American clothing company

Outdoor Voices (O.V.) is an American clothing company focused on the design and sale of athletic apparel. It was cofounded in 2013 by Tyler Haney and Matt McIntyre in New York City, and is now headquartered in Austin.

== History ==
Outdoor Voices was cofounded in 2013 by Tyler Haney and Matt McIntyre in New York City. Tyler Haney, was motivated to found Outdoor Voices due to a love of sports and athletics. She cofounded Outdoor Voices in 2013 with Matt McIntyre after the two met while studying at Parsons School of Design; McIntyre left the company in 2014.

In early 2014, J. Crew selected the Outdoor Voices line for its stores’ "Brands We Love" sections after the line was featured in a London boutique, Garbstore. Its first store opened in Austin in October 2014 and its first pop-up shop opened in Manhattan in 2015. The company was known initially for their "kits," which included a collection of tops and bottoms that could be mixed and matched for a bundled price.

Over time, Outdoor Voices raised over $9.5 million from investors like General Catalyst Partners. In 2015, Outdoor Voices received $7.5 million in investments to start their active apparel line. In 2016, Haney decided to move the company to Austin, Texas to focus on building a new and a bigger headquarters for the company and hired more employees including some of Haney's friends from high school. Mickey Drexler, the former CEO of Gap Inc. and J. Crew Group, Inc., became the company's chairman of the board in the summer of 2017. As of March 2018, the company had raised roughly $57 million in funding. Lead investors include GV, General Catalyst Partners, and Forerunner Ventures. On April 24, 2018, Outdoor Voices launched a running collection with Hoka One One. They also released a corresponding app called O.V. Trail Shop. The app features the nearest Trail Shops where the new running collection can be found. In 2018, Outdoor Voices launched their first swimwear collection called “H2Ov”.

Outdoor Voices has collaborated with other clothing and exercise-related companies to produce limited run products. Collaborators include the fashion blog Man Repeller, ClassPass, and French fashion label A.P.C.

In February 2020, in an effort to restructure the company, Tyler Haney stepped down as CEO. Several executives abruptly departed the company, and an anonymous letter blamed Haney for the staff exits, calling her "spoiled" and criticizing her leadership. Haney struggled to work with Mickey Drexler, the well-known retail executive who had previously led J.Crew and Gap.
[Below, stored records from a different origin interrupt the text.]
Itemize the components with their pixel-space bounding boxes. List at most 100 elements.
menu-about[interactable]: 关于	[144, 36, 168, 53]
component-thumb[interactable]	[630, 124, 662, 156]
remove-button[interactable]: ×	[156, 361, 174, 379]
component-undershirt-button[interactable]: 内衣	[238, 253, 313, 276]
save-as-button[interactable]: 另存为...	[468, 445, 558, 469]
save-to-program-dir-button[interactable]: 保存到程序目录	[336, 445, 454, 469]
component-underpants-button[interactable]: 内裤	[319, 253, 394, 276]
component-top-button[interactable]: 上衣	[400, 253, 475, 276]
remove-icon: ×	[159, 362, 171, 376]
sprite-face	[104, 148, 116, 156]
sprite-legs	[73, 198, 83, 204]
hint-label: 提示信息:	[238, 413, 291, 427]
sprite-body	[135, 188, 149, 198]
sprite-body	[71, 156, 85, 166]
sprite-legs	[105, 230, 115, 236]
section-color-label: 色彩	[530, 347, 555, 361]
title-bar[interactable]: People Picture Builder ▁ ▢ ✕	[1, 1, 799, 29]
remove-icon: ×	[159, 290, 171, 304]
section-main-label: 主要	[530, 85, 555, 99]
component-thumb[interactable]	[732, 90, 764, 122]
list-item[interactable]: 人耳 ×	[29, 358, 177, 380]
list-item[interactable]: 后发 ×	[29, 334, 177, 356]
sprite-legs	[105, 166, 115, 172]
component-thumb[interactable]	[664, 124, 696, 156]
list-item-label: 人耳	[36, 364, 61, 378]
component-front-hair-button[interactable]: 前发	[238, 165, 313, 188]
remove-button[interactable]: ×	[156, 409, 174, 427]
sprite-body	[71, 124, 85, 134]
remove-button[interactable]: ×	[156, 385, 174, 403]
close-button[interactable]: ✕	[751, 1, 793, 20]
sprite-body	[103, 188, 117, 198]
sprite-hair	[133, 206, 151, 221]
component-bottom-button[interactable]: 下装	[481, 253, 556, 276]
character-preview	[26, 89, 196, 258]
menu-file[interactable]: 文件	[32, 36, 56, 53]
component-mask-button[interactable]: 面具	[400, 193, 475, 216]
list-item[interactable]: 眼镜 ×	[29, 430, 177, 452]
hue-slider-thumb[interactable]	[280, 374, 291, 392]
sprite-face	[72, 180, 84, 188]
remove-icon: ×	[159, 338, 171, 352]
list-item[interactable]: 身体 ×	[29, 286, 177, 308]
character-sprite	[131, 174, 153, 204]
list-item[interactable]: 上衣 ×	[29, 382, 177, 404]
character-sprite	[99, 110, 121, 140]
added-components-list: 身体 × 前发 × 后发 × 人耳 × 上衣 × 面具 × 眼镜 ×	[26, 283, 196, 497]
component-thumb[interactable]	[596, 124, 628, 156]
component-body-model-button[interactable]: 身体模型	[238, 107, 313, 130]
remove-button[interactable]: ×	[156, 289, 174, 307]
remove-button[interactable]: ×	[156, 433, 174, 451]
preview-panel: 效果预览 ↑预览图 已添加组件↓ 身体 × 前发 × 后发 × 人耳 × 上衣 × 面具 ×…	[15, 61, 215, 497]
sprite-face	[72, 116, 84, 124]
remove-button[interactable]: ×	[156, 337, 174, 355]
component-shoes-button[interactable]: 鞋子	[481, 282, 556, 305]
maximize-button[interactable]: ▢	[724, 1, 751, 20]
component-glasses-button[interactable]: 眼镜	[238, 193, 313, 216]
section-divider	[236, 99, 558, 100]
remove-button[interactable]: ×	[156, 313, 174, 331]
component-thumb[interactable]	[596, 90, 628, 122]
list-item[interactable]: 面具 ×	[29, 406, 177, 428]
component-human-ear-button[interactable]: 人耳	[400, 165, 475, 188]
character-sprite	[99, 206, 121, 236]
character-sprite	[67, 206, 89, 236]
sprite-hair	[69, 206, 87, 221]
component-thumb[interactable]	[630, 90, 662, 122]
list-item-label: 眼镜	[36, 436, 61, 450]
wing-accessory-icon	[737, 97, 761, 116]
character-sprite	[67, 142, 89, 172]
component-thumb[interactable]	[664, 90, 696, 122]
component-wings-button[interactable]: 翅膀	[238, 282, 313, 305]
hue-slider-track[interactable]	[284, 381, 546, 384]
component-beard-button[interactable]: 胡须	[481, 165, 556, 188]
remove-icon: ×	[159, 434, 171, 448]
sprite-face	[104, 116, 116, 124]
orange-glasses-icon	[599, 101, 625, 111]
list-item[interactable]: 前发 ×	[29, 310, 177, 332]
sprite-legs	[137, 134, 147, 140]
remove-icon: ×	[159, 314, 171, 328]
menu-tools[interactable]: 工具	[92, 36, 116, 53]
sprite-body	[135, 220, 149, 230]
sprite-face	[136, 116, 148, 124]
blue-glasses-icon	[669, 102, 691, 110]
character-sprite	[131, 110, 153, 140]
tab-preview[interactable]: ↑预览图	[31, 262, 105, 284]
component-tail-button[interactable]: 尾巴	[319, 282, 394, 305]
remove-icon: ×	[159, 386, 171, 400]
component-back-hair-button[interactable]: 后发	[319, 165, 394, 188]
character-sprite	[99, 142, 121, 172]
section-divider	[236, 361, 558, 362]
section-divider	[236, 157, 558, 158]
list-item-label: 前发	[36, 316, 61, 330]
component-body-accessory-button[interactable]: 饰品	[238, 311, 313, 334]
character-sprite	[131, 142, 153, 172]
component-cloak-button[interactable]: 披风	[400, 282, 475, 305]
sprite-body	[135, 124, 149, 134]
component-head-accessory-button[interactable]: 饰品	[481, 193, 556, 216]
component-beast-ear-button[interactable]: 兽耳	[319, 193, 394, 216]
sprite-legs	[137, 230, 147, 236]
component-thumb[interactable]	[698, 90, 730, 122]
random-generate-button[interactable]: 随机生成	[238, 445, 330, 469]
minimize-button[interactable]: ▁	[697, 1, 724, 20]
By March 2020, the company had "imploded," according to The New York Times. In January 2020, the company's valuation was $40 million, down from its 2018 valuation of $110 million. Outdoor Voices indicated that there would be an additional 15 layoffs across the company.

In March 2024, the company announced all its stores would close, and that the company would become online-only. On March 21, former employees confirmed that Outdoor Voices was preparing to file for Chapter 11 bankruptcy reorganization within the coming weeks.